Answer
A. Suppose the standardized μ is 62 and a standard deviation of σ =14,
a. X = 74, M = 82, σ = 8
z =$\frac{X-μ}{σ}$ =$\frac{74-82}{8}$ =$\frac{-8}{8}$ = -1.0
Z =-1.0 indicates that it is located below the mean by exactly 1 standard deviation, and this location corresponds to X = 62-14 = 48 (below the mean by 14 points).
X = 40,μ = 50, σ = 20
z =$\frac{X-μ}{σ}$ =$\frac{40-50}{20}$ =$\frac{-10}{20}$ = -0.5
Z =-0.5 indicates that it is located below the mean by 0.5 standard deviation.and this location corresponds to X = 62 - 7 = 55 ( below the mean by 7 points).
This means that a score of X = 40 on an exam with μ = 50 and σ = 20 will lead to better grades.
B. Suppose the standardized μ is 57.5 and a standard deviation of σ =11,
X = 51, μ = 45, σ = 2
z =$\frac{X-μ}{σ}$ =$\frac{51-45}{2}$ =$\frac{6}{2}$ = +3
Z =3 indicates that it is located above the mean by exactly 3 standard deviation, and this location corresponds to X = 57.5+33 = 90.5 (above the mean by 33 points).
X = 90, μ = 70, σ =20
z =$\frac{X-μ}{σ}$ =$\frac{90-70}{20}$ =$\frac{20}{20}$ =+1
Z =1 indicates that it is located above the mean by exactly 1 standard deviation, and this location corresponds to X = 57.5+11 = 68.5 (above the mean by 11 points).

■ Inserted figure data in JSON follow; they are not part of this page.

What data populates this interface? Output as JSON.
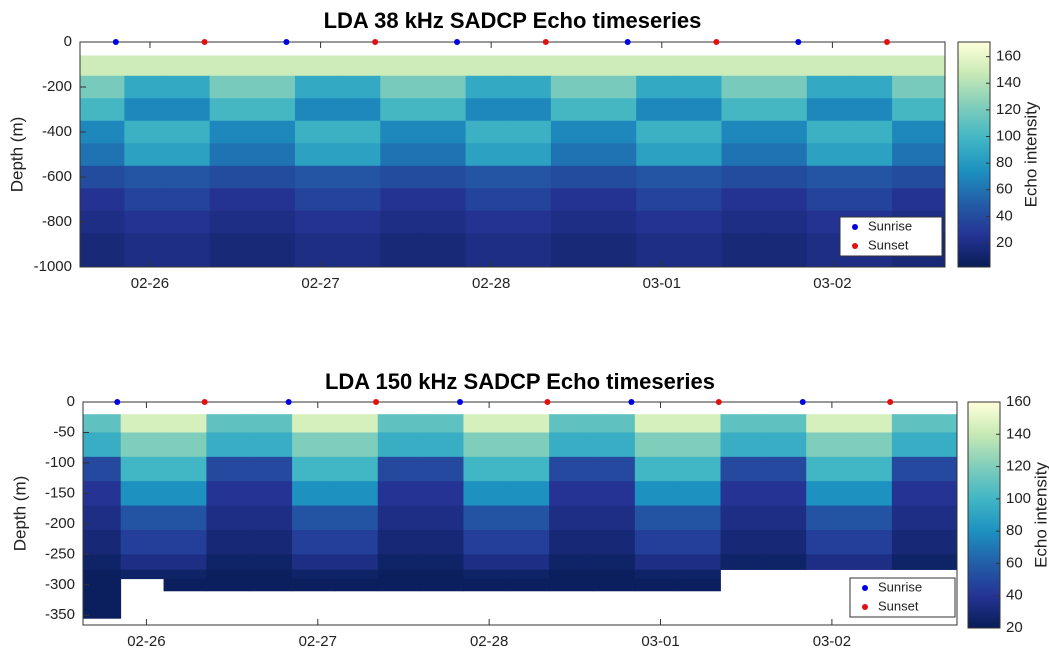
{
  "chart_data": [
    {
      "type": "heatmap",
      "title": "LDA 38 kHz SADCP Echo timeseries",
      "ylabel": "Depth (m)",
      "clabel": "Echo intensity",
      "xlim": [
        56.59,
        61.66
      ],
      "xticks": [
        {
          "value": 57,
          "label": "02-26"
        },
        {
          "value": 58,
          "label": "02-27"
        },
        {
          "value": 59,
          "label": "02-28"
        },
        {
          "value": 60,
          "label": "03-01"
        },
        {
          "value": 61,
          "label": "03-02"
        }
      ],
      "ylim": [
        -1000,
        0
      ],
      "yticks": [
        0,
        -200,
        -400,
        -600,
        -800,
        -1000
      ],
      "clim": [
        2,
        171
      ],
      "cticks": [
        20,
        40,
        60,
        80,
        100,
        120,
        140,
        160
      ],
      "colormap": [
        "#081d58",
        "#253494",
        "#225ea8",
        "#1d91c0",
        "#41b6c4",
        "#7fcdbb",
        "#c7e9b4",
        "#ffffd9"
      ],
      "x_bins": [
        56.59,
        56.85,
        57.1,
        57.35,
        57.6,
        57.85,
        58.1,
        58.35,
        58.6,
        58.85,
        59.1,
        59.35,
        59.6,
        59.85,
        60.1,
        60.35,
        60.6,
        60.85,
        61.1,
        61.35,
        61.66
      ],
      "y_bins": [
        -60,
        -150,
        -250,
        -350,
        -450,
        -550,
        -650,
        -750,
        -850,
        -1000
      ],
      "z": [
        [
          150,
          150,
          150,
          150,
          150,
          150,
          150,
          150,
          150,
          150,
          150,
          150,
          150,
          150,
          150,
          150,
          150,
          150,
          150,
          150
        ],
        [
          120,
          90,
          90,
          120,
          120,
          90,
          90,
          120,
          120,
          90,
          90,
          120,
          120,
          90,
          90,
          120,
          120,
          90,
          90,
          120
        ],
        [
          100,
          70,
          70,
          100,
          100,
          70,
          70,
          100,
          100,
          70,
          70,
          100,
          100,
          70,
          70,
          100,
          100,
          70,
          70,
          100
        ],
        [
          70,
          95,
          95,
          70,
          70,
          95,
          95,
          70,
          70,
          95,
          95,
          70,
          70,
          95,
          95,
          70,
          70,
          95,
          95,
          70
        ],
        [
          60,
          85,
          85,
          60,
          60,
          85,
          85,
          60,
          60,
          85,
          85,
          60,
          60,
          85,
          85,
          60,
          60,
          85,
          85,
          60
        ],
        [
          40,
          45,
          45,
          40,
          40,
          45,
          45,
          40,
          40,
          45,
          45,
          40,
          40,
          45,
          45,
          40,
          40,
          45,
          45,
          40
        ],
        [
          25,
          35,
          35,
          25,
          25,
          35,
          35,
          25,
          25,
          35,
          35,
          25,
          25,
          35,
          35,
          25,
          25,
          35,
          35,
          25
        ],
        [
          20,
          25,
          25,
          20,
          20,
          25,
          25,
          20,
          20,
          25,
          25,
          20,
          20,
          25,
          25,
          20,
          20,
          25,
          25,
          20
        ],
        [
          15,
          20,
          20,
          15,
          15,
          20,
          20,
          15,
          15,
          20,
          20,
          15,
          15,
          20,
          20,
          15,
          15,
          20,
          20,
          15
        ]
      ],
      "legend": "lower right",
      "series": [
        {
          "name": "Sunrise",
          "color": "#0000e0",
          "x": [
            56.8,
            57.8,
            58.8,
            59.8,
            60.8
          ],
          "values": [
            0,
            0,
            0,
            0,
            0
          ]
        },
        {
          "name": "Sunset",
          "color": "#e01010",
          "x": [
            57.32,
            58.32,
            59.32,
            60.32,
            61.32
          ],
          "values": [
            0,
            0,
            0,
            0,
            0
          ]
        }
      ]
    },
    {
      "type": "heatmap",
      "title": "LDA 150 kHz SADCP Echo timeseries",
      "ylabel": "Depth (m)",
      "clabel": "Echo intensity",
      "xlim": [
        56.63,
        61.73
      ],
      "xticks": [
        {
          "value": 57,
          "label": "02-26"
        },
        {
          "value": 58,
          "label": "02-27"
        },
        {
          "value": 59,
          "label": "02-28"
        },
        {
          "value": 60,
          "label": "03-01"
        },
        {
          "value": 61,
          "label": "03-02"
        }
      ],
      "ylim": [
        -366,
        0
      ],
      "yticks": [
        0,
        -50,
        -100,
        -150,
        -200,
        -250,
        -300,
        -350
      ],
      "clim": [
        20,
        160
      ],
      "cticks": [
        20,
        40,
        60,
        80,
        100,
        120,
        140,
        160
      ],
      "colormap": [
        "#081d58",
        "#253494",
        "#225ea8",
        "#1d91c0",
        "#41b6c4",
        "#7fcdbb",
        "#c7e9b4",
        "#ffffd9"
      ],
      "x_bins": [
        56.63,
        56.85,
        57.1,
        57.35,
        57.6,
        57.85,
        58.1,
        58.35,
        58.6,
        58.85,
        59.1,
        59.35,
        59.6,
        59.85,
        60.1,
        60.35,
        60.6,
        60.85,
        61.1,
        61.35,
        61.73
      ],
      "y_bins": [
        -20,
        -50,
        -90,
        -130,
        -170,
        -210,
        -250,
        -275,
        -290,
        -310,
        -355
      ],
      "z": [
        [
          110,
          145,
          145,
          110,
          110,
          145,
          145,
          110,
          110,
          145,
          145,
          110,
          110,
          145,
          145,
          110,
          110,
          145,
          145,
          110
        ],
        [
          95,
          120,
          120,
          95,
          95,
          120,
          120,
          95,
          95,
          120,
          120,
          95,
          95,
          120,
          120,
          95,
          95,
          120,
          120,
          95
        ],
        [
          50,
          100,
          100,
          50,
          50,
          100,
          100,
          50,
          50,
          100,
          100,
          50,
          50,
          100,
          100,
          50,
          50,
          100,
          100,
          50
        ],
        [
          40,
          80,
          80,
          40,
          40,
          80,
          80,
          40,
          40,
          80,
          80,
          40,
          40,
          80,
          80,
          40,
          40,
          80,
          80,
          40
        ],
        [
          35,
          55,
          55,
          35,
          35,
          55,
          55,
          35,
          35,
          55,
          55,
          35,
          35,
          55,
          55,
          35,
          35,
          55,
          55,
          35
        ],
        [
          30,
          45,
          45,
          30,
          30,
          45,
          45,
          30,
          30,
          45,
          45,
          30,
          30,
          45,
          45,
          30,
          30,
          45,
          45,
          30
        ],
        [
          25,
          35,
          35,
          25,
          25,
          35,
          35,
          25,
          25,
          35,
          35,
          25,
          25,
          35,
          35,
          25,
          25,
          35,
          35,
          25
        ],
        [
          22,
          25,
          25,
          22,
          22,
          25,
          25,
          22,
          22,
          25,
          25,
          22,
          22,
          25,
          25,
          null,
          null,
          null,
          null,
          null
        ],
        [
          22,
          null,
          22,
          22,
          22,
          22,
          22,
          22,
          22,
          22,
          22,
          22,
          22,
          22,
          22,
          null,
          null,
          null,
          null,
          null
        ],
        [
          22,
          null,
          null,
          null,
          null,
          null,
          null,
          null,
          null,
          null,
          null,
          null,
          null,
          null,
          null,
          null,
          null,
          null,
          null,
          null
        ]
      ],
      "legend": "lower right",
      "series": [
        {
          "name": "Sunrise",
          "color": "#0000e0",
          "x": [
            56.83,
            57.83,
            58.83,
            59.83,
            60.83
          ],
          "values": [
            0,
            0,
            0,
            0,
            0
          ]
        },
        {
          "name": "Sunset",
          "color": "#e01010",
          "x": [
            57.34,
            58.34,
            59.34,
            60.34,
            61.34
          ],
          "values": [
            0,
            0,
            0,
            0,
            0
          ]
        }
      ]
    }
  ]
}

This means that a score of X = 51 on an exam with μ = 45 and σ = 2 will lead to better grades.
C. Suppose the standardized μ is 35 and a standard deviation of σ =5,
X = 62, μ = 50, σ =8
z =$\frac{X-μ}{σ}$ =$\frac{62-50}{8}$ =$\frac{12}{8}$ =1.5
Z =1.5 indicates that it is located above the mean by exactly 1.5 standard deviation, and this location corresponds to X = 35+12 =47 (above the mean by 12 points).
X = 23, μ = 20, σ = 2
z =$\frac{X-μ}{σ}$ =$\frac{23-20}{2}$ =$\frac{3}{2}$ =1.5
Z =1.5 indicates that it is located above the mean by exactly 1.5 standard deviation, and this location corresponds to X = 35+12 = 47 (above the mean by 12 points).
This means that both scores will obtain the same positions in terms of grades.